Gardening in February

Over winter, many gardeners find themselves thinking more about gardening than doing any gardening. For those people, think about starting a garden journal. A garden journal is the best way to record weather data, new plantings, date and appearance of pests and diseases, yields of vegetable and fruit crops, and plant development, that is, when individual plants come into bloom and how long those blooms last. At this time of year, journal entries can include any thoughts and ideas on new varieties to try or changes to be made in the home landscape. For those who already keep a journal, use this time to review past years’ entries to aid in planning this year’s gardening activities.

  • Refer to notes from last spring’s garden journal entries to plan this year’s vegetable garden.
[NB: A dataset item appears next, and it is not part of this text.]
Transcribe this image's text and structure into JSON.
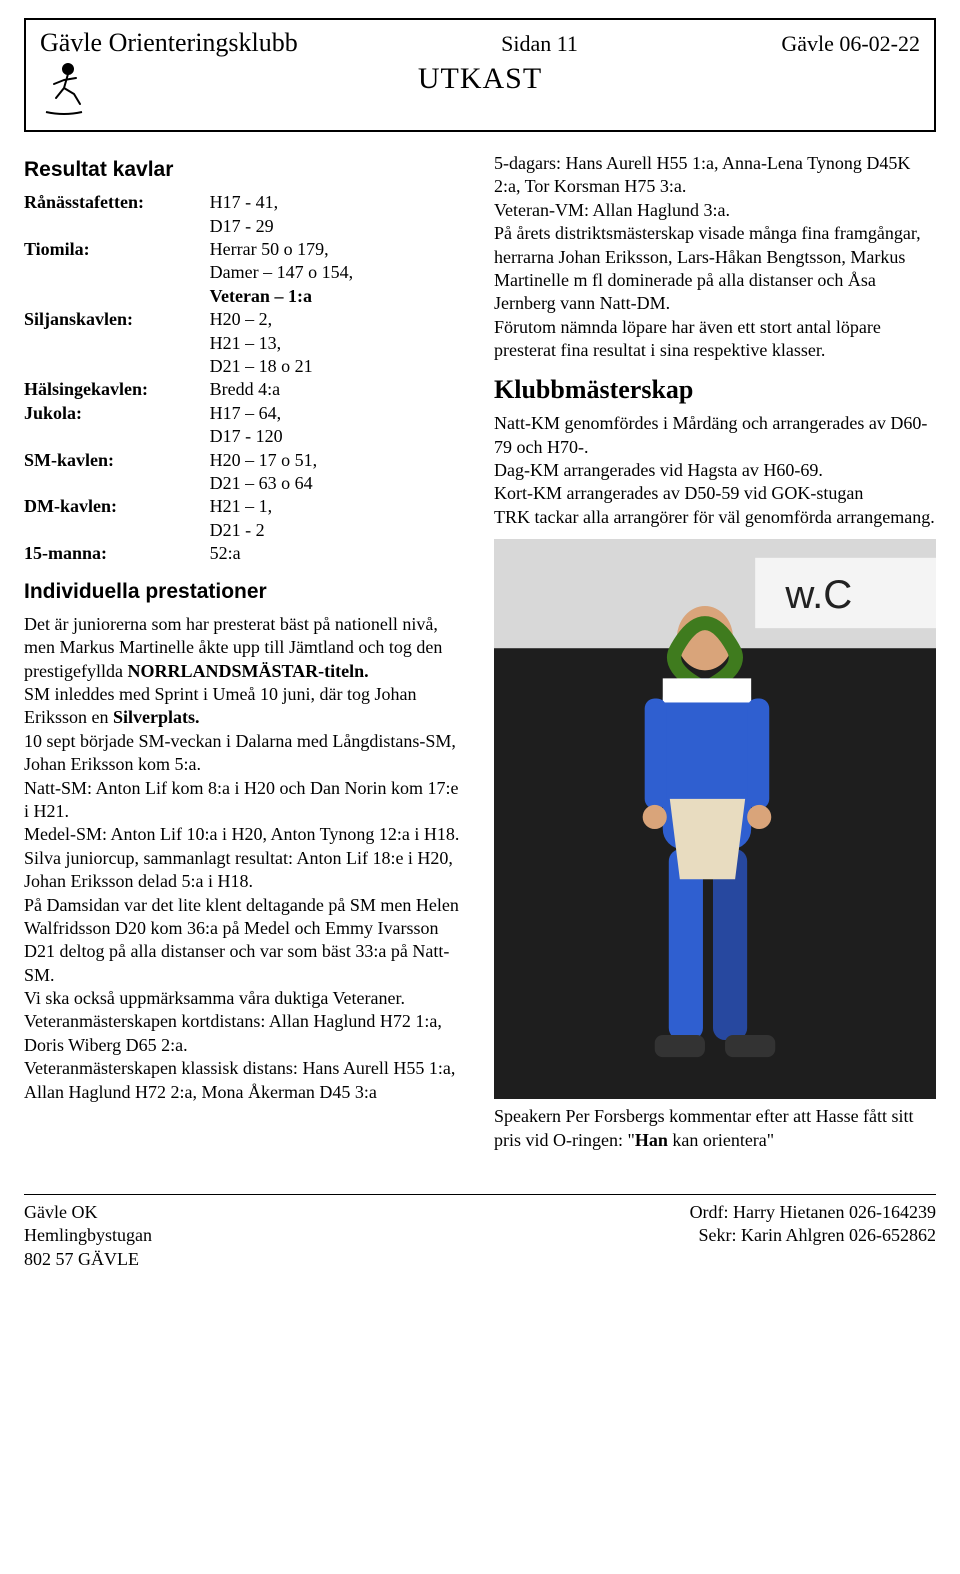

No journal?  Okay, you’ll have to rely on your memory to plan crop locations so that no crop is planted in the same spot as last year. Rotating crops each year is key to avoiding buildup of pest populations.
  • Don’t assume seed leftover from previous years will still sprout. Test leftover flower and vegetable seed by placing samples of 10 seeds from each packet on sheets of damp paper towel. Put the paper towels in a plastic storage back and check every few days to see if seeds have sprouted. If less than 50% of a sample sprout, you’d better buy fresh seed for this year’s garden.
  • Buy seed of some annuals you’ve not previously grown. Try gazania, gomphrena (globe amaranth), nierembergia, blue bedder salvia, santivalia (creeping zinnia) and torenia.
  • Back inside, be sure that spider plants get no more than eight hours of light each day if you want them to produce the runners on which plantlets (baby plants) form. To create more plants for you or for friends, cut off the plantlets when they reach a height of about two inches and short, stubby rootlets are visible. Immediately pot up each in any rich potting soil. No special treatment is needed to encourage further root development other than to keep the soil moist.
  • Capture rain water to use for watering tropical houseplants if your tap water is either chlorinated or fluoridated. Some houseplants, e.g., Dracaena, are sensitive to chlorine and fluorine. Let rain water, or melted snow, come to room temperature before applying to potted plants. An alternative is to fill an open container with the chlorinated or tap water and let stand overnight to allow the chemicals to dissipate.